Au lendemain de la Virée de Galerne et de la défaite de la Grande armée catholique et royale au Mans, la République organisa le génocide de la population vendéenne, dans les campagnes comme à la ville.
Emile Gabory avait sans doute raison d'écrire du conventionnel Carrier, représentant en mission à Nantes, qu'« il ne dépasse en scélératesse ni ses complices nantais, les membres du Comité révolutionnaire, ni la moyenne des autres représentants chargés d'exécuter les rigueurs de la Convention dans les régions insurgées ». Les autres représentants en mission dans l'Ouest, Hentz, Francastel, Lequinio, en Vendée comme en Maine-et-Loire, le valent bien. À grossir le rôle du noyeur de Nantes au-delà de ce qui est dû, on risque de ne plus voir que l'arbre qui cache la forêt et d'oublier l'ampleur du drame - plus de 50 000 personnes, rappelle Gabory, « ont été fusillées, guillotinées, noyées ou sont mortes en prison, dans l'ensemble des chefs-lieux de la Vendée militaire », tandis que les colonnes infernales semaient aussi la mort dans les campagnes.
« Carrier, conclut-il, ne fut, en somme, que le rouage mécanique d'un organisme terrifiant, ni plus ni moins que les autres représentants en mission », un acteur du « grand duel entre la Convention et l'Ouest », exécutant de son mieux la mission qui lui avait été confiée.
Et quelle mission ! « Mes opérations révolutionnaires vont à grands pas; tous les jours des arrestations, la guillotine en permanence, des scélérats suppliciés », se félicite-t-il. À cette fin, il se fait assister par des collaborateurs zélés notamment le club Vincent-la-Montagne, les Commissions militaires créées par le décret du 19 mai 1793 et bien sûr le Comité révolutionnaire, présidé par un ancien négrier natif de Saint-Domingue, l'accusateur public Jean-Jacques Goullin.
« Quel torrent révolutionnaire que la Loire ! »
Des milliers de prisonniers croupissent alors, dans des conditions de survie épouvantables, dans les geôles nantaises ou sur des bateaux transformés en prisons, et les épidémies y tuent autant que les supplices.

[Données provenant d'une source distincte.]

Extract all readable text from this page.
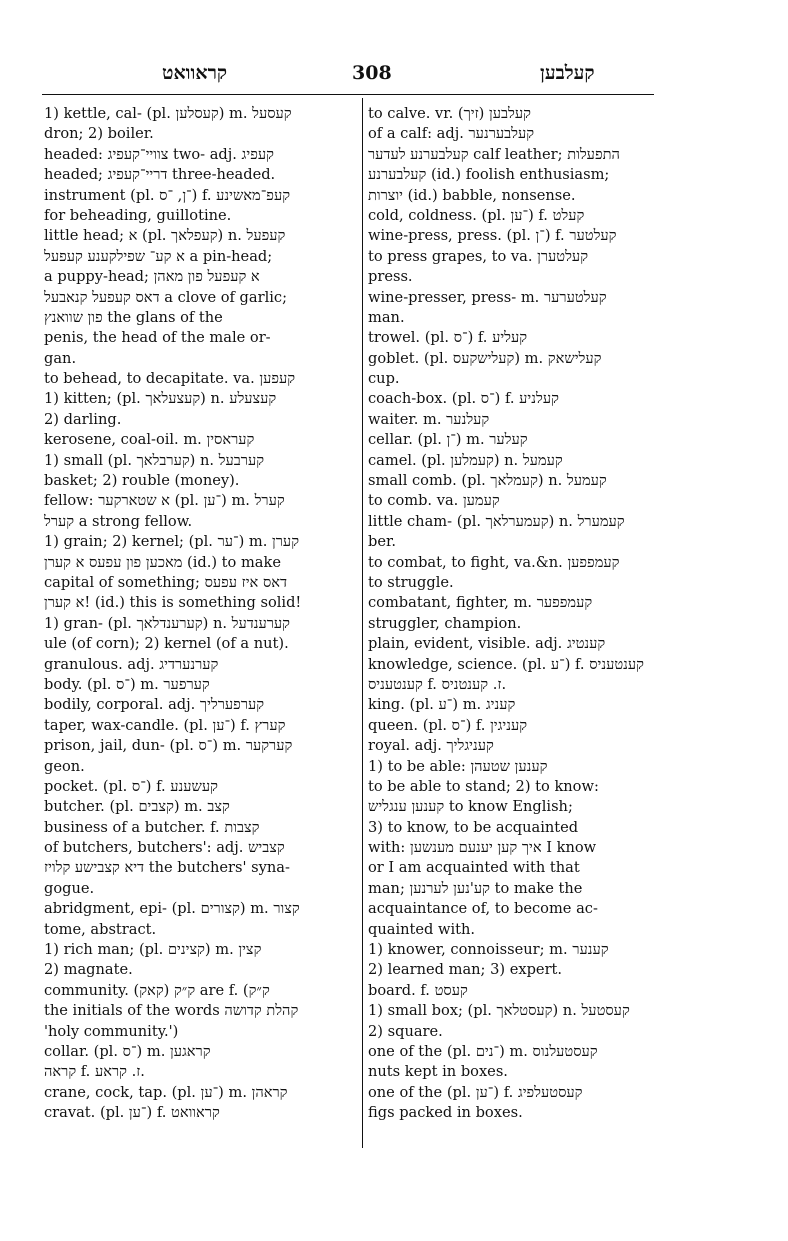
קראוואט	308	קעלבען
1) kettle, cal- (pl. קעסלען) m. קעסעל
dron; 2) boiler.
headed: צוויי־קעפיג two- adj. קעפיג
headed; דריי־קעפיג three-headed.
instrument (pl. ־ן, ־ס) f. קעפ־מאשינע
for beheading, guillotine.
little head; א (pl. קעפלאך) n. קעפעל
א קע־ שפילקענע קעפעל a pin-head;
a puppy-head; א קעפעל פון מאהן
דאס קעפעל קנאבעל a clove of garlic;
פון שוואנץ the glans of the
penis, the head of the male or-
gan.
to behead, to decapitate. va. קעפען
1) kitten; (pl. קעצעלאך) n. קעצעלע
2) darling.
kerosene, coal-oil. m. קעראסין
1) small (pl. קערבלאך) n. קערבעל
basket; 2) rouble (money).
fellow: א שטארקער (pl. ־ען) m. קערל
קערל a strong fellow.
1) grain; 2) kernel; (pl. ־ער) m. קערן
מאכען פון עפעס א קערן (id.) to make
capital of something; דאס איז עפעס
א קערן! (id.) this is something solid!
1) gran- (pl. קערענדלאך) n. קערענדעל
ule (of corn); 2) kernel (of a nut).
granulous. adj. קערנערדיג
body. (pl. ־ס) m. קערפער
bodily, corporal. adj. קערפערליך
taper, wax-candle. (pl. ־ען) f. קערץ
prison, jail, dun- (pl. ־ס) m. קערקער
geon.
pocket. (pl. ־ס) f. קעשענע
butcher. (pl. קצבים) m. קצב
business of a butcher. f. קצבות
of butchers, butchers': adj. קצביש
דיא קצבישע קלויז the butchers' syna-
gogue.
abridgment, epi- (pl. קצורים) m. קצור
tome, abstract.
1) rich man; (pl. קצינים) m. קצין
2) magnate.
community. (קאק) ק״ק are f. (ק״ק
the initials of the words קהלת קדושה
'holy community.')
collar. (pl. ־ס) m. קראגען
קראה f. ז. קראע.
crane, cock, tap. (pl. ־ען) m. קראהן
cravat. (pl. ־ען) f. קראוואט
to calve. vr. (זיך) קעלבען
of a calf: adj. קעלבערנער
קעלבערנע לעדער calf leather; התפעלות
קעלבערנע (id.) foolish enthusiasm;
יוצרות (id.) babble, nonsense.
cold, coldness. (pl. ־ען) f. קעלט
wine-press, press. (pl. ־ן) f. קעלטער
to press grapes, to va. קעלטערן
press.
wine-presser, press- m. קעלטערער
man.
trowel. (pl. ־ס) f. קעליע
goblet. (pl. קעלישקעס) m. קעלישאק
cup.
coach-box. (pl. ־ס) f. קעלניע
waiter. m. קעלנער
cellar. (pl. ־ן) m. קעלער
camel. (pl. קעמלען) n. קעמעל
small comb. (pl. קעמלאך) n. קעמעל
to comb. va. קעמען
little cham- (pl. קעמערלאך) n. קעמערל
ber.
to combat, to fight, va.&n. קעמפפען
to struggle.
combatant, fighter, m. קעמפפער
struggler, champion.
plain, evident, visible. adj. קענטיג
knowledge, science. (pl. ־ע) f. קענטעניס
קענטעניס f. ז. קענטניס.
king. (pl. ־ע) m. קעניג
queen. (pl. ־ס) f. קעניגין
royal. adj. קעניגליך
1) to be able: קענען שטעהן
to be able to stand; 2) to know:
קענען ענגליש to know English;
3) to know, to be acquainted
with: איך קען יענעם מענשען I know
or I am acquainted with that
man; קע'נען לערנען to make the
acquaintance of, to become ac-
quainted with.
1) knower, connoisseur; m. קענער
2) learned man; 3) expert.
board. f. קעסט
1) small box; (pl. קעסטלאך) n. קעסטעל
2) square.
one of the (pl. ־נים) m. קעסטעלנוס
nuts kept in boxes.
one of the (pl. ־ען) f. קעסטעלפיג
figs packed in boxes.
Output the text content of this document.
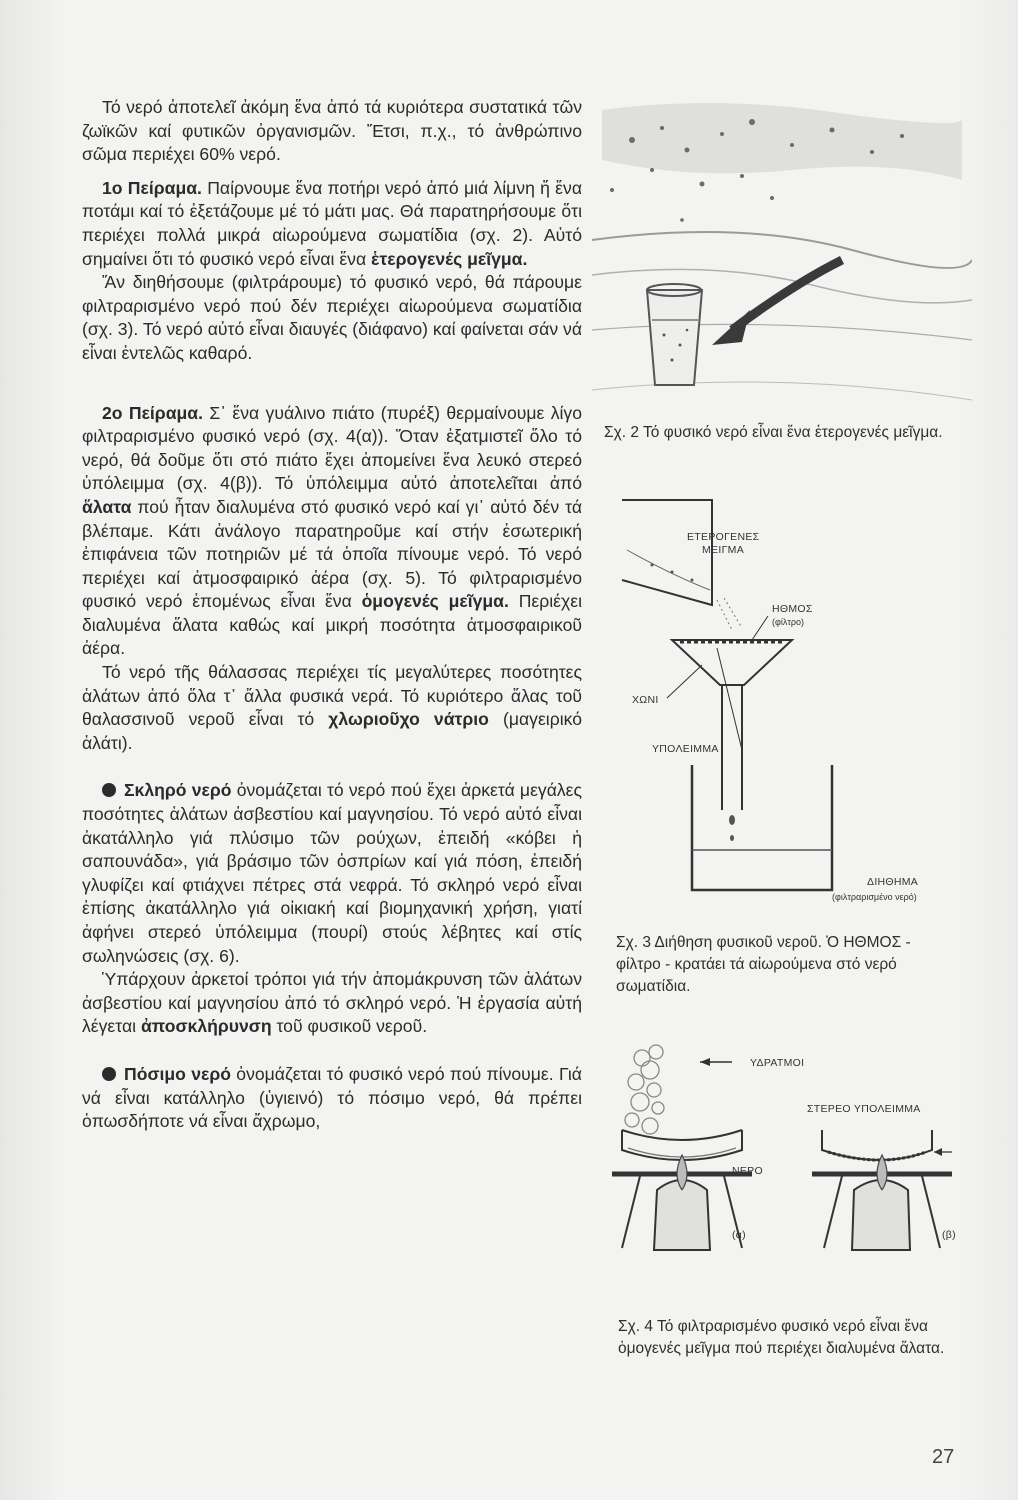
Τό νερό ἀποτελεῖ ἀκόμη ἕνα ἀπό τά κυριότερα συστατικά τῶν ζωϊκῶν καί φυτικῶν ὀργανισμῶν. Ἔτσι, π.χ., τό ἀνθρώπινο σῶμα περιέχει 60% νερό.

1ο Πείραμα. Παίρνουμε ἕνα ποτήρι νερό ἀπό μιά λίμνη ἤ ἕνα ποτάμι καί τό ἐξετάζουμε μέ τό μάτι μας. Θά παρατηρήσουμε ὅτι περιέχει πολλά μικρά αἰωρούμενα σωματίδια (σχ. 2). Αὐτό σημαίνει ὅτι τό φυσικό νερό εἶναι ἕνα ἑτερογενές μεῖγμα.

Ἄν διηθήσουμε (φιλτράρουμε) τό φυσικό νερό, θά πάρουμε φιλτραρισμένο νερό πού δέν περιέχει αἰωρούμενα σωματίδια (σχ. 3). Τό νερό αὐτό εἶναι διαυγές (διάφανο) καί φαίνεται σάν νά εἶναι ἐντελῶς καθαρό.

2ο Πείραμα. Σ᾿ ἕνα γυάλινο πιάτο (πυρέξ) θερμαίνουμε λίγο φιλτραρισμένο φυσικό νερό (σχ. 4(α)). Ὅταν ἐξατμιστεῖ ὅλο τό νερό, θά δοῦμε ὅτι στό πιάτο ἔχει ἀπομείνει ἕνα λευκό στερεό ὑπόλειμμα (σχ. 4(β)). Τό ὑπόλειμμα αὐτό ἀποτελεῖται ἀπό ἅλατα πού ἦταν διαλυμένα στό φυσικό νερό καί γι᾿ αὐτό δέν τά βλέπαμε. Κάτι ἀνάλογο παρατηροῦμε καί στήν ἐσωτερική ἐπιφάνεια τῶν ποτηριῶν μέ τά ὁποῖα πίνουμε νερό. Τό νερό περιέχει καί ἀτμοσφαιρικό ἀέρα (σχ. 5). Τό φιλτραρισμένο φυσικό νερό ἑπομένως εἶναι ἕνα ὁμογενές μεῖγμα. Περιέχει διαλυμένα ἅλατα καθώς καί μικρή ποσότητα ἀτμοσφαιρικοῦ ἀέρα.

Τό νερό τῆς θάλασσας περιέχει τίς μεγαλύτερες ποσότητες ἁλάτων ἀπό ὅλα τ᾿ ἄλλα φυσικά νερά. Τό κυριότερο ἅλας τοῦ θαλασσινοῦ νεροῦ εἶναι τό χλωριοῦχο νάτριο (μαγειρικό ἁλάτι).

Σκληρό νερό ὀνομάζεται τό νερό πού ἔχει ἀρκετά μεγάλες ποσότητες ἁλάτων ἀσβεστίου καί μαγνησίου. Τό νερό αὐτό εἶναι ἀκατάλληλο γιά πλύσιμο τῶν ρούχων, ἐπειδή «κόβει ἡ σαπουνάδα», γιά βράσιμο τῶν ὀσπρίων καί γιά πόση, ἐπειδή γλυφίζει καί φτιάχνει πέτρες στά νεφρά. Τό σκληρό νερό εἶναι ἐπίσης ἀκατάλληλο γιά οἰκιακή καί βιομηχανική χρήση, γιατί ἀφήνει στερεό ὑπόλειμμα (πουρί) στούς λέβητες καί στίς σωληνώσεις (σχ. 6).

Ὑπάρχουν ἀρκετοί τρόποι γιά τήν ἀπομάκρυνση τῶν ἁλάτων ἀσβεστίου καί μαγνησίου ἀπό τό σκληρό νερό. Ἡ ἐργασία αὐτή λέγεται ἀποσκλήρυνση τοῦ φυσικοῦ νεροῦ.

Πόσιμο νερό ὀνομάζεται τό φυσικό νερό πού πίνουμε. Γιά νά εἶναι κατάλληλο (ὑγιεινό) τό πόσιμο νερό, θά πρέπει ὁπωσδήποτε νά εἶναι ἄχρωμο,

Σχ. 2 Τό φυσικό νερό εἶναι ἕνα ἑτερογενές μεῖγμα.
ΕΤΕΡΟΓΕΝΕΣ
ΜΕΙΓΜΑ
ΗΘΜΟΣ
(φίλτρο)
ΧΩΝΙ
ΥΠΟΛΕΙΜΜΑ
ΔΙΗΘΗΜΑ
(φιλτραρισμένο νερό)
Σχ. 3 Διήθηση φυσικοῦ νεροῦ. Ὁ ΗΘΜΟΣ - φίλτρο - κρατάει τά αἰωρούμενα στό νερό σωματίδια.
ΥΔΡΑΤΜΟΙ
ΝΕΡΟ
(α)
ΣΤΕΡΕΟ ΥΠΟΛΕΙΜΜΑ
(β)
Σχ. 4 Τό φιλτραρισμένο φυσικό νερό εἶναι ἕνα ὁμογενές μεῖγμα πού περιέχει διαλυμένα ἅλατα.
27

Pour tuer, tout est bon : la guillotine ne suffisant pas à la besogne, on recourt aux fusillades : « J'ai pris le parti de les faire fusiller. C'est par principe d'humanité que je purge la terre de ces monstres. », écrit Carrier.)
Puis, les balles et la poudre coûtant cher, on en vient à partir de novembre 1793 à embarquer les captifs à bord de gabares que l'on coule dans le fleuve, toujours la nuit (à une exception près) 90 prêtres sont noyés le 18 novembre, 58 en décembre, puis 150 prisonniers, puis 800… Selon le président du Tribunal révolutionnaire, Phelippes Tronjolly, il y aurait eu au total 23 noyades. On noie quels que soient les sexes et les âges, les femmes comme les hommes, et les enfants comme les vieillards.
« Quel torrent révolutionnaire que la Loire ! », ironise Carrier. On lui prête un autre trait, alors qu'on lui annonce l'arrivée d'un convoi de prisonniers comptant de nombreuses femmes enceintes « Qu'on les égorge ou qu'on les mette à boire dans le verre des calotins. »
« Il reste 20 000 hommes à égorger dans ce pays »
Il n'est pas seul à apprécier ce genre d'humour. Benaben, représentant dans le Maine-et-Loire écrit à son département : « En vérité, si les brigands se sont plaints quelquefois de mourir de faim, ils ne pourront pas se plaindre de mourir de soif. »
Carrier n'est pas un bourreau isolé. En Anjou, les représentants Hentz et Francastel (qui affirme qu'« reste 20 000 hommes à égorger dans ce pays ») ne guillotinent, ne fusillent et ne noient pas moins que leur collègue à Nantes.
Emile Gabory remarquait d'ailleurs avec raison que ce n'est pas à Nantes, mais à Angers que fonctionnait une tannerie de peau humaine où l'on écorcha 32 personnes pour faire des pantalons.
Carrier, Hentz et Francastel rendaient scrupuleusement compte de leurs actes à la Convention et ne firent jamais qu'appliquer ses consignes, en révolutionnaires zélés.